I believe in the law of attraction, I know it is important to have positive happy thoughts all the time so that you will attract the good things to you.  However it is  a real struggle because I suffer from real depression and have no health insurance .  So, it is very difficult to keep good thoughts in my head, sometimes.  I have, over the last few months been struggling more and more with feelings of being isolated and feeling like no one is communicating with me.  I haven't shared some really scary problems that I am having right now with anyone because I don't feel like anyone has the time for me.  I can't blame them, I get sick of me too, sometimes.  I recently was betrayed badly and am very hurt.    And I think the problem is far worse than I have been lead to believe.

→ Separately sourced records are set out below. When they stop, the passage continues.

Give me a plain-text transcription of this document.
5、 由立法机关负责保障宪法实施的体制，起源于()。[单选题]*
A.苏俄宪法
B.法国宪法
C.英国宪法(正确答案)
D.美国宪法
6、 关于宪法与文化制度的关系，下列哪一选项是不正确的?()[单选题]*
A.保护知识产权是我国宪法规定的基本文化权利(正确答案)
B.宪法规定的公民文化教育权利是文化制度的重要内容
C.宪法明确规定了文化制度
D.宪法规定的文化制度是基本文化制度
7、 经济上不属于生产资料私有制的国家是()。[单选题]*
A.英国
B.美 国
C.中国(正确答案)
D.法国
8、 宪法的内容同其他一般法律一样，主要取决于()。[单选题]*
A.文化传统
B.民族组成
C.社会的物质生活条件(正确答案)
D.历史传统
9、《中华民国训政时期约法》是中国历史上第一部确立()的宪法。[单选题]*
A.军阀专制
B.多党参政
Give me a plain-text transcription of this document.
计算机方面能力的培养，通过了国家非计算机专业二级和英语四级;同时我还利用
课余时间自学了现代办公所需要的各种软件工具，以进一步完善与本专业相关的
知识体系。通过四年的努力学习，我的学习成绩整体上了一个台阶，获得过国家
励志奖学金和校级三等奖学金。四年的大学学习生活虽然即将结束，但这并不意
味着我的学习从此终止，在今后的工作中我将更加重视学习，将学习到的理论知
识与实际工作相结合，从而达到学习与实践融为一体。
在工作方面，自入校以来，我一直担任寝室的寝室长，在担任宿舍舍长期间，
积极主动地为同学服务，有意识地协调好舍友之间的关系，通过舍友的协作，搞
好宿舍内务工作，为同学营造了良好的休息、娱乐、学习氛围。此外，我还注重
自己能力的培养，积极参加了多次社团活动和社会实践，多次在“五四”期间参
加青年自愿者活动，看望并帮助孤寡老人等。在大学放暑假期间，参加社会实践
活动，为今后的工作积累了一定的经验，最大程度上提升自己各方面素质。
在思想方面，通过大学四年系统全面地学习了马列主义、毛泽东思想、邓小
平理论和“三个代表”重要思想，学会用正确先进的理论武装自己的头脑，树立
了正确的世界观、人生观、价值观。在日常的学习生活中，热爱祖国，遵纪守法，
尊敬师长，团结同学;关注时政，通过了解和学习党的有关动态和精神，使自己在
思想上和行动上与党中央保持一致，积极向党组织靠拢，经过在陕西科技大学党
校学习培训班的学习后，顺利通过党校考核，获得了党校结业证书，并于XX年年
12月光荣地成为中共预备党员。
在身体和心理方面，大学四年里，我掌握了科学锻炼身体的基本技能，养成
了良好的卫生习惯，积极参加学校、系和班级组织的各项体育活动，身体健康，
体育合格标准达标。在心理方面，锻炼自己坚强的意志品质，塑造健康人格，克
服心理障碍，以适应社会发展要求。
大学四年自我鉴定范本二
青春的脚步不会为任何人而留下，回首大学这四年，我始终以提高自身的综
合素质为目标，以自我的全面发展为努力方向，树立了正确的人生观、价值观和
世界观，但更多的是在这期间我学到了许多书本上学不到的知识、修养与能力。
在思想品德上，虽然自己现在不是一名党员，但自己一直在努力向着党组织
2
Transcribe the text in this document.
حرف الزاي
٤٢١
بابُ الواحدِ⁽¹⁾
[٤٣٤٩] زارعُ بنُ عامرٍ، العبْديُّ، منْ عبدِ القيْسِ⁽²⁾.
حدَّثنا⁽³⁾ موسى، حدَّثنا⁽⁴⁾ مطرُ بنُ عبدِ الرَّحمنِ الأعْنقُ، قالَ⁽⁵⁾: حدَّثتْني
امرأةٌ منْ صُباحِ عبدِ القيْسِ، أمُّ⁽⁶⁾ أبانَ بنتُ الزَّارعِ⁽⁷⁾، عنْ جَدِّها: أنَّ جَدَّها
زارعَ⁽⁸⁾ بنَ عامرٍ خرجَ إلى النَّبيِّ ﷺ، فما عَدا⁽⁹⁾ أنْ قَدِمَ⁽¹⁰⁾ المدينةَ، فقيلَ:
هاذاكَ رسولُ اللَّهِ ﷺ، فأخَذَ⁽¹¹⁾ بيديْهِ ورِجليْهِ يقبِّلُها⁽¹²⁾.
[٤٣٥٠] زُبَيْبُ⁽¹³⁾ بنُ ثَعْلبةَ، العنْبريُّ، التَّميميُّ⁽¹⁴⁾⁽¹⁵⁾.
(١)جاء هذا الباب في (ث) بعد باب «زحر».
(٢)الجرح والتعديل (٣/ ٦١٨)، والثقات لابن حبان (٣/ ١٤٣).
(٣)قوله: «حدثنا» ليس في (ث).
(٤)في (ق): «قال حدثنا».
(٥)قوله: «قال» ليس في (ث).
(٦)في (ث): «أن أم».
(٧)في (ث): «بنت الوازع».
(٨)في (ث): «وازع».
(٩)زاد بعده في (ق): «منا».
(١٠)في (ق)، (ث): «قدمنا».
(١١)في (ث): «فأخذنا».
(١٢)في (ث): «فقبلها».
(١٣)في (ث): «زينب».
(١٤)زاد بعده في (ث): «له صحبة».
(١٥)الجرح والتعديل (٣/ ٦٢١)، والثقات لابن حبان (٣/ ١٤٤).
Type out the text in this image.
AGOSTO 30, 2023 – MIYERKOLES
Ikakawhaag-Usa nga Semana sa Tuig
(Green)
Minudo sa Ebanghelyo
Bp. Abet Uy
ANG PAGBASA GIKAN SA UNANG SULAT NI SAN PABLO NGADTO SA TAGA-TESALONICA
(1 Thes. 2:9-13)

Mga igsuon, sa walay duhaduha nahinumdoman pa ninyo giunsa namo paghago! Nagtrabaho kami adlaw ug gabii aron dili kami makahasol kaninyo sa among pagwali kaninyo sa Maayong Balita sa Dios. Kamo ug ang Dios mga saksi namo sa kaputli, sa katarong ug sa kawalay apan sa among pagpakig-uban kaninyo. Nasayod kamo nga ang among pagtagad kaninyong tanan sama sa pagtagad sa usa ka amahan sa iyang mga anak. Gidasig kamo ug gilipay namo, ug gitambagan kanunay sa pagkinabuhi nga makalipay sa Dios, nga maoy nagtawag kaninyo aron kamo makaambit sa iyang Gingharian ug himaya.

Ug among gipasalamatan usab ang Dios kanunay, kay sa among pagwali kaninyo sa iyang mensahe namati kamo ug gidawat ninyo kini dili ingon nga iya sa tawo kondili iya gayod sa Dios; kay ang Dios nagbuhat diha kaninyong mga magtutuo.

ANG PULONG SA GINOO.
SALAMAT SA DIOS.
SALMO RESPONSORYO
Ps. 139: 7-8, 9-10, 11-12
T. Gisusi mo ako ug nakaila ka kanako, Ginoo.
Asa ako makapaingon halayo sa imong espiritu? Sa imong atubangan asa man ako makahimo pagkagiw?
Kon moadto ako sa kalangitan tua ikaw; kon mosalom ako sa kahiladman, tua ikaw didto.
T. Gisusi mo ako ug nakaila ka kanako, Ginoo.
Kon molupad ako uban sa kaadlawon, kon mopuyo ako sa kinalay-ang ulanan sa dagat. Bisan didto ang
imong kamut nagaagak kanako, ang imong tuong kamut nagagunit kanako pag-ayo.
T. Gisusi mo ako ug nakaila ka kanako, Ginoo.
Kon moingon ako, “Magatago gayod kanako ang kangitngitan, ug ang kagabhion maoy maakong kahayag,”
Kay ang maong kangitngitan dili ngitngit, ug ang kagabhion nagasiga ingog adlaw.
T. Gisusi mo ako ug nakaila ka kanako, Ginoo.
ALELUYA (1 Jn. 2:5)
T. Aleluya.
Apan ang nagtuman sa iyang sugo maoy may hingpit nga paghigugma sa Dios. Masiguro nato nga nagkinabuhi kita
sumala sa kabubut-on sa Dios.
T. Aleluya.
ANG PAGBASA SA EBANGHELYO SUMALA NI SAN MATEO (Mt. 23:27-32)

Well all those thoughts have manifested themselves into reality.  I have had important mail and correspondence get lost or never received.  Which has now really hurt someone I care about.  Important emails are missing.  My cell phone died a horrible death and the SIM card is not reading correctly.  On Monday, the city sent out notices that water and electricity will be randomly shut off during the week  for maintenance.  So, no email, no tv, no radio, no phone.   Then the house across the street has had the road blocked off for an earthquake retrofit. So, I have to change my train of thought and get out of this funk.  I just don't know how.  My mother always said to me, "this crap only happens to you, Roxanne."  A statement which makes the added assumption that I am exaggerating or lying.  It just isn't true.

I feel like muddy water is constantly being poured over my head and I can't see where to go.